Übergang von stabilem zu instabilem Verhalten eines periodischen Orbits bei einem Kreisel in horizontaler Kardanischer Aufhängung

 

Autor: Florian Fritz Krause

Erstkorrektor: Prof. Dr. Peter H. Richter

Zweitkorrektor: Prof. Dr. Klaus Pawelzik

Abgabe: August 2010

Kurzfassung

Die Dynamik starrer Körper im konstanten Schwerefeld ist außer in wenigen Spezialfällen (Euler, Lagrange, Kovalevskaya) nicht integrabel. Das gilt bereits mit dem üblichen Konfigurationsraum SO(3), bei dem man den Winkel der Rotation um die Schwerkraftrichtung abseparieren kann, so daß nur zwei Freiheitsgrade relevant sind. Da die Energie eine Erhaltungsgröße ist, fehlt zur Integrabilität i. a. eine Erhaltungsgröße. Die Folge ist eine chaotische Dynamik von bekannter Art.

Aus Sicht der Physik ist aber zu bedenken, daß man eine Aufhängevorrichtung braucht, wenn ein Punkt des Körpers festgehalten werden soll, der nicht der Schwerpunkt ist.

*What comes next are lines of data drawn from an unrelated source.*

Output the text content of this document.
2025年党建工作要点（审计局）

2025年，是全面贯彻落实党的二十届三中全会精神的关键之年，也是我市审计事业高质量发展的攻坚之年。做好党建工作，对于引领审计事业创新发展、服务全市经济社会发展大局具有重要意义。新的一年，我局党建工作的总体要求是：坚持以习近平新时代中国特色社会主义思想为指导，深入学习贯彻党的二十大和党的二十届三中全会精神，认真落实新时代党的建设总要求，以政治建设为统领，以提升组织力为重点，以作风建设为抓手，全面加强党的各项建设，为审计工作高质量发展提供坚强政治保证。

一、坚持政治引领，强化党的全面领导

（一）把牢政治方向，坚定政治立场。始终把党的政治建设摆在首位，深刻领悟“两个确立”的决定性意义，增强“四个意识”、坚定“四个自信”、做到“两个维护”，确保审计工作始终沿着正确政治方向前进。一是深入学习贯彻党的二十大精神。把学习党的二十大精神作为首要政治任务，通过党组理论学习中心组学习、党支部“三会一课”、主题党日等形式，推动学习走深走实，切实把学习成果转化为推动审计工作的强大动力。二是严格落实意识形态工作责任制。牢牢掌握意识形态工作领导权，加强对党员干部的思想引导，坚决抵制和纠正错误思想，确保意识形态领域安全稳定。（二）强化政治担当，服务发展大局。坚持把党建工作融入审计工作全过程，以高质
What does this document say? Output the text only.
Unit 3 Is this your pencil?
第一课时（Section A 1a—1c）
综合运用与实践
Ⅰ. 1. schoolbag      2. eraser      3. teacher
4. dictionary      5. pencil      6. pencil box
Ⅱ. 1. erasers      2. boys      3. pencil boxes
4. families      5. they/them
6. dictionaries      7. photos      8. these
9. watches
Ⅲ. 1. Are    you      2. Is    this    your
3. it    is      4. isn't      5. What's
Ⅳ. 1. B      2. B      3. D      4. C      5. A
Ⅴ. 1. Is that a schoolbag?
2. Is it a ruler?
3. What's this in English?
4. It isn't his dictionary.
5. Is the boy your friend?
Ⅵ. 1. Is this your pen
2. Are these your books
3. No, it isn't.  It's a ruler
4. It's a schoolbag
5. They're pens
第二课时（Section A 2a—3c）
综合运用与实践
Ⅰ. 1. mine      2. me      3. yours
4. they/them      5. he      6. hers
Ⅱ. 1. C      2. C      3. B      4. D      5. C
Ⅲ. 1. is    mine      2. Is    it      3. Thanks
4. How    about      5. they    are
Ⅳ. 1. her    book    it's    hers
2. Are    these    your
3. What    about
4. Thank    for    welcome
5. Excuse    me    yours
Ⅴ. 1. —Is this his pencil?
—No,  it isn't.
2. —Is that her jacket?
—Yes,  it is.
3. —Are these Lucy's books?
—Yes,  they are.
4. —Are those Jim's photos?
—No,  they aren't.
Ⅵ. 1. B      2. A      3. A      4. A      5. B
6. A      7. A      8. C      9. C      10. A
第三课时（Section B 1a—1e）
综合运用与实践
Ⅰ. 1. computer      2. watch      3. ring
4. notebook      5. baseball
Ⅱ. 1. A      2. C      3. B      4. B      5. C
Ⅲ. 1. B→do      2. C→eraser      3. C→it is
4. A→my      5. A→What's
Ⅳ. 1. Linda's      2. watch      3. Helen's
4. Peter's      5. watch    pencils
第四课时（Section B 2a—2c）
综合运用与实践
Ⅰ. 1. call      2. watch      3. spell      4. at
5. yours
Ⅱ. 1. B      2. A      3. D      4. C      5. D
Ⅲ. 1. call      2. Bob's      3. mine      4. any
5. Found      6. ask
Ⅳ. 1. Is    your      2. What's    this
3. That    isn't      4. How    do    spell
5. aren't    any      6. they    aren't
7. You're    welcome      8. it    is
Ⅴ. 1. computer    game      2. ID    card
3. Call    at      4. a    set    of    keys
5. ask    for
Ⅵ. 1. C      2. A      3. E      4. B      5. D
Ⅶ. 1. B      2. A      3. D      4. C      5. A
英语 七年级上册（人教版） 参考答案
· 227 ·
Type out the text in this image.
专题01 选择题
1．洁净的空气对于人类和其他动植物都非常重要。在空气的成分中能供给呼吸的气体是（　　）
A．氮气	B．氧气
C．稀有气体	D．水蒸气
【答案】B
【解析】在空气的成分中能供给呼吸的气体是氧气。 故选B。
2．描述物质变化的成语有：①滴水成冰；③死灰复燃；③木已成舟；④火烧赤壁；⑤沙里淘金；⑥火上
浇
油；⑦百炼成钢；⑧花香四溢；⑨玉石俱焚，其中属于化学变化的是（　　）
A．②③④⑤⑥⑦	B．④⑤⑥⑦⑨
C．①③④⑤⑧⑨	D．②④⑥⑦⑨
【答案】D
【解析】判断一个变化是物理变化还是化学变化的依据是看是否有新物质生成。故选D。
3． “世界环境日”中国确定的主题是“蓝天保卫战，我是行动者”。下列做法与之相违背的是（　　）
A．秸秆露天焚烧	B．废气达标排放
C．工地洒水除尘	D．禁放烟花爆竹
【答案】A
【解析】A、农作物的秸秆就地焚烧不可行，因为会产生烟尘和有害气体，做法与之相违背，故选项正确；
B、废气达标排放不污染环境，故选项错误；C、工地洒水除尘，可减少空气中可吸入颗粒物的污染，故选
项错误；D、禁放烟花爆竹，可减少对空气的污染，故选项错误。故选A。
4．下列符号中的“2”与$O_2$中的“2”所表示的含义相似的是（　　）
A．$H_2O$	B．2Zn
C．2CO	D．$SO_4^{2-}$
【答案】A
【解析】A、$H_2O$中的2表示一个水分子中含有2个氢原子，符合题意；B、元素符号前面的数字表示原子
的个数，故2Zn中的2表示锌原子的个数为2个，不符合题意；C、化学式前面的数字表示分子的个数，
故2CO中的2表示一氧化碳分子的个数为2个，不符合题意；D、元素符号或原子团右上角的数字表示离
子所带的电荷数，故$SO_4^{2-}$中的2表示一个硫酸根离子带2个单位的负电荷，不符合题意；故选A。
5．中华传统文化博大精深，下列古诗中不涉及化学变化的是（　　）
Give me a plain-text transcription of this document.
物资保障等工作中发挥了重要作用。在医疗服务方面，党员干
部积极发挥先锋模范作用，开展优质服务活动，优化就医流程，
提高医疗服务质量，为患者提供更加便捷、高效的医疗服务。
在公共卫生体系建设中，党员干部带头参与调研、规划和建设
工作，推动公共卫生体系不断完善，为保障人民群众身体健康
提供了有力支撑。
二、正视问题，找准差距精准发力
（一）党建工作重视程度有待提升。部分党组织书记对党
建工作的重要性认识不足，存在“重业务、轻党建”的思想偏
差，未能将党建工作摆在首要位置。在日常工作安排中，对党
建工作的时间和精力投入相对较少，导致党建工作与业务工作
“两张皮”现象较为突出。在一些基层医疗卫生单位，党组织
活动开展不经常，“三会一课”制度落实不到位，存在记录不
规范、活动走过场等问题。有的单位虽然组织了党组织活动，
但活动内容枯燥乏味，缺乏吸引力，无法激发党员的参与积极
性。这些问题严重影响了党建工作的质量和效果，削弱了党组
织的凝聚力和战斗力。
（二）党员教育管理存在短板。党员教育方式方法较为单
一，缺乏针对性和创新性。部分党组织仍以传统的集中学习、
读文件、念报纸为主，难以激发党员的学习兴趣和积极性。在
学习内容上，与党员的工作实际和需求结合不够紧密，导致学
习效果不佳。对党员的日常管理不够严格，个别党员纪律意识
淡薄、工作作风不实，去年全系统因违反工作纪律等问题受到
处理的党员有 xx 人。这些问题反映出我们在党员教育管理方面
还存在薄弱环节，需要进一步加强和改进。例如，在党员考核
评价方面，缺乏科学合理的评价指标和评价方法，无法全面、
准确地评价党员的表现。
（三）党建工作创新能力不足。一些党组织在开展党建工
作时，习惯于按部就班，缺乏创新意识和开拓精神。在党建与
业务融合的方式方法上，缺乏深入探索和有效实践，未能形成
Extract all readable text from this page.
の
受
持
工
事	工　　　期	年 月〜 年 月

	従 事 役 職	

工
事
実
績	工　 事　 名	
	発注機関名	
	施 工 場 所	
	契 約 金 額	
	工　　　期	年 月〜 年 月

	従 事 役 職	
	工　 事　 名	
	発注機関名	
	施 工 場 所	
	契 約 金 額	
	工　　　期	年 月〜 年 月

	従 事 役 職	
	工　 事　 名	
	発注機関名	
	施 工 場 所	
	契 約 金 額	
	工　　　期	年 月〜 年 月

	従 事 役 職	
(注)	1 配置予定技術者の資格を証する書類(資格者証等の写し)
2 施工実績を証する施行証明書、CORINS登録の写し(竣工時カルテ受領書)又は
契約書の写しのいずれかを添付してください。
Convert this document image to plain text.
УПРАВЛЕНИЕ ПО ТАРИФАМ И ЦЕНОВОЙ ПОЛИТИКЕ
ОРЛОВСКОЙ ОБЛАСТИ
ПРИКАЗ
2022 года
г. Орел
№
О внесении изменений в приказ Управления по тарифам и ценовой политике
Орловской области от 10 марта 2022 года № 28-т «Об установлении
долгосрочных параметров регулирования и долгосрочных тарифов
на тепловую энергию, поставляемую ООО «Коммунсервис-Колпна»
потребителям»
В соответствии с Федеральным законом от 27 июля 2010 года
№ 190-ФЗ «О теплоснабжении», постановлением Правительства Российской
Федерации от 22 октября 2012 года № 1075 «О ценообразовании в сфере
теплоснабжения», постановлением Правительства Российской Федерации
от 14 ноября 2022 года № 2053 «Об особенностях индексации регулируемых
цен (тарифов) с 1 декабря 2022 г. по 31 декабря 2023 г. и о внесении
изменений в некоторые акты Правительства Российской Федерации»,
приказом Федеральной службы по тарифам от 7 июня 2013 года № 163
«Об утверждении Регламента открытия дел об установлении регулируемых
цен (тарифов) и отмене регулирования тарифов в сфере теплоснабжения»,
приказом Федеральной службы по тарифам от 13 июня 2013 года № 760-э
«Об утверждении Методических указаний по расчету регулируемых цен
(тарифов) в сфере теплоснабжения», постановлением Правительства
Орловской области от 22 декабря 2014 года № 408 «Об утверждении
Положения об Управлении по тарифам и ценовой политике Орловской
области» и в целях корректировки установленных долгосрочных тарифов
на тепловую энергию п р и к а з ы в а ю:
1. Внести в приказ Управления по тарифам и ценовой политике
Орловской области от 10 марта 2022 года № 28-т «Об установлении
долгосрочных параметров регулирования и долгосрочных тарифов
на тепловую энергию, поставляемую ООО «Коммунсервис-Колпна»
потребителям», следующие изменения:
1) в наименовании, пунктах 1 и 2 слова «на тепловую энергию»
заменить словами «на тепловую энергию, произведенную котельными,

In der Praxis benutzt man dafür gerne die Kardanrahmen – aber dann ist der Konfigurationsraum nicht mehr SO(3), sondern ein 3-Torus, und in den Bewegungsgleichungen kann man die Freiheitsgrade nur dann reduzieren, wenn die Achse der Aufhängung parallel zur Richtung der Schwerkraft steht. Ist das nicht der Fall, dann fehlen i. a. zwei Erhaltungsgrößen, und das Chaos ist stärker ausgeprägt. Das zeigt sich deutlich, wenn man – bei einem asymmetrischen Kreiselkörper – die Rahmenachse horizontal stellt und die gleichförmige Rotation des Kreisels um die stabile Hängelage betrachtet: Während sie bei aufrechter Stellung des Rahmens stabil ist, wird sie bei horizontaler Achsenstellung schon bei geringen Rotationsfrequenzen instabil. Beobachtungen am realen Kreisel hatten gezeigt, daß das Szenario des Übergangs ins Chaos interessante Züge aufweist, deren Natur diese Arbeit aufklären sollte.